The real Kolakolli is still alive, he declared sarcastically.
Suddenly the vehicle’s engine sounded like isolation personified in my head.
It was a narrow, winding road with long stretches of potholes and not one vehicle had passed us in a long time.
On both sides, it was forest.
I knew the man was joking. He was probably a cynic. In India, condemned to the matrix of too many people, undying feudalism and everyone wanting to be somebody just to show off power, the tradition of bad administration quickly makes cynics of people. So many problems haven’t ended despite repeated official pronouncements that they will. Why should Kolakolli be exception? I suspect that’s the rut that man fell into. But the thing about elephants is that their behavior is so unlike their obvious size. They are capable of subtlety, quietly standing by and watching in that tradition of the jungle itself while man – so full of the self – will walk by as I did on that hike or drive past as I was doing now. I could call this the ` Kolakolli metaphor’ for at various stages in my life, spanning career as journalist to wannabe climber, I noticed the world well only at times of ego crushed. As they say, everyone sees but to notice, the mind must have room for it.
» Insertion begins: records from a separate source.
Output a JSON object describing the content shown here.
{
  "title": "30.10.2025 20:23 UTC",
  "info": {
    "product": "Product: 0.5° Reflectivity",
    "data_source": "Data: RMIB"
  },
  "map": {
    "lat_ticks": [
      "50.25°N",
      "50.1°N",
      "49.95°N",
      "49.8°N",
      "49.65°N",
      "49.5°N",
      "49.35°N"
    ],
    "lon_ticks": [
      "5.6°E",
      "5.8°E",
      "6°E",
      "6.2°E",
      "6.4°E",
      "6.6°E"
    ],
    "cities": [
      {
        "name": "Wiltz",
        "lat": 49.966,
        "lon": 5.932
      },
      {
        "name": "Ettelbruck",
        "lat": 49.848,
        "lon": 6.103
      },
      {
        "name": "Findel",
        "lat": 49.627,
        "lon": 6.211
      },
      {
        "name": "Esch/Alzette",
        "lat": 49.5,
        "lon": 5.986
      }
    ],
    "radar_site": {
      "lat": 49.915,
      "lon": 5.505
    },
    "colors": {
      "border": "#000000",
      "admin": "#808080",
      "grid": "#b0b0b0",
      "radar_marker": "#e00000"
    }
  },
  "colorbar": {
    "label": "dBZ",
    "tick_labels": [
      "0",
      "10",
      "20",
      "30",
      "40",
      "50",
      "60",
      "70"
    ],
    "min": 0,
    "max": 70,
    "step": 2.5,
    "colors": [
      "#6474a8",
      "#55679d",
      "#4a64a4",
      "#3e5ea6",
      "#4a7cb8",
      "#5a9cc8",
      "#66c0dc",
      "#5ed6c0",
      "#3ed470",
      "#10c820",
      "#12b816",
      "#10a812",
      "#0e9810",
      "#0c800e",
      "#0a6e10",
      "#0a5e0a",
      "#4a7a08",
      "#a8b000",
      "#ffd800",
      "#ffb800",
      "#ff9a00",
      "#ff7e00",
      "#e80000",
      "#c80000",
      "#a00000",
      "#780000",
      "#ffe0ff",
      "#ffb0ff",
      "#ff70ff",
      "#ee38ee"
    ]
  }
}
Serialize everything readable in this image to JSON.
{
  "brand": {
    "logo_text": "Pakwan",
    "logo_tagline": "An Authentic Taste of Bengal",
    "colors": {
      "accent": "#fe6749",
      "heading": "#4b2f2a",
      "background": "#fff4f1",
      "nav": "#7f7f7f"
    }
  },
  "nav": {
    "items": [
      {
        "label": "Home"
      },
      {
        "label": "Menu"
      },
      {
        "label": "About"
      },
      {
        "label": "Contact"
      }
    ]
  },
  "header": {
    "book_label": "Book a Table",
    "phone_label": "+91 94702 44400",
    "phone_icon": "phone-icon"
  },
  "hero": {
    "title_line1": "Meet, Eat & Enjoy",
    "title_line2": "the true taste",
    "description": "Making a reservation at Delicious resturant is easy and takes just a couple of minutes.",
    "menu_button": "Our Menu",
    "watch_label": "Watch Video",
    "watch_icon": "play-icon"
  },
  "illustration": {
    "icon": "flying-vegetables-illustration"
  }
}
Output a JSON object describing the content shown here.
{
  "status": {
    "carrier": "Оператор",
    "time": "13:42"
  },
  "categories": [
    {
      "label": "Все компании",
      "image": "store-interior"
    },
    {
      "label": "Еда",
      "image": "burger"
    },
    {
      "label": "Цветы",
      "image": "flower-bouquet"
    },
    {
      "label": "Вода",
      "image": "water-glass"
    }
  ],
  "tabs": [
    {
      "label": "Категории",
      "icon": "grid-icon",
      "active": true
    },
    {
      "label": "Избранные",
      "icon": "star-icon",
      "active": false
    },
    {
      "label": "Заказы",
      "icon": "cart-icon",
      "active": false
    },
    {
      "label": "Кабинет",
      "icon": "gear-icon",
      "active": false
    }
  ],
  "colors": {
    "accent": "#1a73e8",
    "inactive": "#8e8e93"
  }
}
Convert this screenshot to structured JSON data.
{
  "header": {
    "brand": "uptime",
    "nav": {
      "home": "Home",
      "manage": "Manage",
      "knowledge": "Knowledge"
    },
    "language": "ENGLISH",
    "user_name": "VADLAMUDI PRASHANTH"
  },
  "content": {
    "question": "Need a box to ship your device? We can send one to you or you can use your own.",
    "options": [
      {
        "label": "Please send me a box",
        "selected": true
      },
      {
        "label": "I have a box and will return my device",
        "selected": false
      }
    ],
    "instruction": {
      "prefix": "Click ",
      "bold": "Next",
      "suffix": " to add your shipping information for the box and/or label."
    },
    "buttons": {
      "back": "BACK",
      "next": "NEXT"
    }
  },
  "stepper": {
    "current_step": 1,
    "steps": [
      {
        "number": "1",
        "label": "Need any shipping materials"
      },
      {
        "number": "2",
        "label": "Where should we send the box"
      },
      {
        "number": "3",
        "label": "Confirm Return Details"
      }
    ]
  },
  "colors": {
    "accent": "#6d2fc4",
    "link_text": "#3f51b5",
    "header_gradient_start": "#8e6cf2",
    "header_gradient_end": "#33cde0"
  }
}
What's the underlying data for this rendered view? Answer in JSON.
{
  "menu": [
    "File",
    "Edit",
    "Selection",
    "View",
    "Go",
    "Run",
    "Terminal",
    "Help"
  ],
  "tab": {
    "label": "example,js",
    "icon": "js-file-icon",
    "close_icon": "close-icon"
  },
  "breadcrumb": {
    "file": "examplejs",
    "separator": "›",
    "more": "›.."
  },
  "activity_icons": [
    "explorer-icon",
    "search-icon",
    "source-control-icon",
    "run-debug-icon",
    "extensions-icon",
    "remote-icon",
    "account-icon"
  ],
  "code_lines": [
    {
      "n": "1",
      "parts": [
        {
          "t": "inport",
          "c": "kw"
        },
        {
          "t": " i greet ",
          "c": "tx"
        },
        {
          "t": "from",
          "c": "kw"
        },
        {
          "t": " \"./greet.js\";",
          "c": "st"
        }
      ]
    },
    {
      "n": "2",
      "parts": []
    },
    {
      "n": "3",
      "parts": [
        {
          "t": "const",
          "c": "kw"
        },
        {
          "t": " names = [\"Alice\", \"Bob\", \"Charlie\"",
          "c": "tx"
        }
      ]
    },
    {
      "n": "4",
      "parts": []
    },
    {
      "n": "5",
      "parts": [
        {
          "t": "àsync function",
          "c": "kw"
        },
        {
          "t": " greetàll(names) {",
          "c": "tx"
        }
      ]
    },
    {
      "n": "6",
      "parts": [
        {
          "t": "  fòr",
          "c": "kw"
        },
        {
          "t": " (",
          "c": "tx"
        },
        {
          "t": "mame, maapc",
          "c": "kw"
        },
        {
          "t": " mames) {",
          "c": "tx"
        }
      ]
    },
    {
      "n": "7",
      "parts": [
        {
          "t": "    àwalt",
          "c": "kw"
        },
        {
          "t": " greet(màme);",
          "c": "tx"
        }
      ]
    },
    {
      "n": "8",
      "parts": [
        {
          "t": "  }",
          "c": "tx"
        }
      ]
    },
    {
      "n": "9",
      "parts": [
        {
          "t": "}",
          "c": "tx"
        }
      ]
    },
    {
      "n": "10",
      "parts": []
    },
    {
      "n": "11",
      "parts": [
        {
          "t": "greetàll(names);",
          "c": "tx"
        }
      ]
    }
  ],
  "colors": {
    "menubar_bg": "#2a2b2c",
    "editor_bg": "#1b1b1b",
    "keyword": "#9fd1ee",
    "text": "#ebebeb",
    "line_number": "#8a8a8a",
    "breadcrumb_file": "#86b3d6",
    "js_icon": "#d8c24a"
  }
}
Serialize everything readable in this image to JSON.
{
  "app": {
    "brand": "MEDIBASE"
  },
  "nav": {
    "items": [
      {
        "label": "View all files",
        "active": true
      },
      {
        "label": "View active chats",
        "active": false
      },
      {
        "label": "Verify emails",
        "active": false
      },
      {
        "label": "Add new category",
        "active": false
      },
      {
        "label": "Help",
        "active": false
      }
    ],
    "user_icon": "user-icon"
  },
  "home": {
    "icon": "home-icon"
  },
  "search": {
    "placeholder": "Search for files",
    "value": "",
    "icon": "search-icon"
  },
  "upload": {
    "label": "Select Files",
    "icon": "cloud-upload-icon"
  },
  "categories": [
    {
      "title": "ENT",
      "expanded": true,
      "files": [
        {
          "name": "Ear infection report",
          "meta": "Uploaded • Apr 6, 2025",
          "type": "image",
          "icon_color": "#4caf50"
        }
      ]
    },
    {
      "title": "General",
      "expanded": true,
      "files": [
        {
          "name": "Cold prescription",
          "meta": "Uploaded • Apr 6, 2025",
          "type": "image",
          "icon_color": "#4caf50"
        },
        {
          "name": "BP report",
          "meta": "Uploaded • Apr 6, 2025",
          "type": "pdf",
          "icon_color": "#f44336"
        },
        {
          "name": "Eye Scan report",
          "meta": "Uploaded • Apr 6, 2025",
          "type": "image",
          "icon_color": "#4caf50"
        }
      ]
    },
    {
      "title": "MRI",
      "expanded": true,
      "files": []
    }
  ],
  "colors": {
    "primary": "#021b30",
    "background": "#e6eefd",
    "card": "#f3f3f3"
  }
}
Somewhere along the way, our three-wheeler paused to let the man get off.
After he had vanished into the wooded surroundings – as characters always do in such stories – Shahajad turned around and said, “ that man is much older than me, so I couldn’t talk back. Kolakolli is dead. No doubt about it.’’
(The author, Shyam G Menon, is a freelance journalist based in Mumbai. The incidents mentioned in this article happened some years ago.)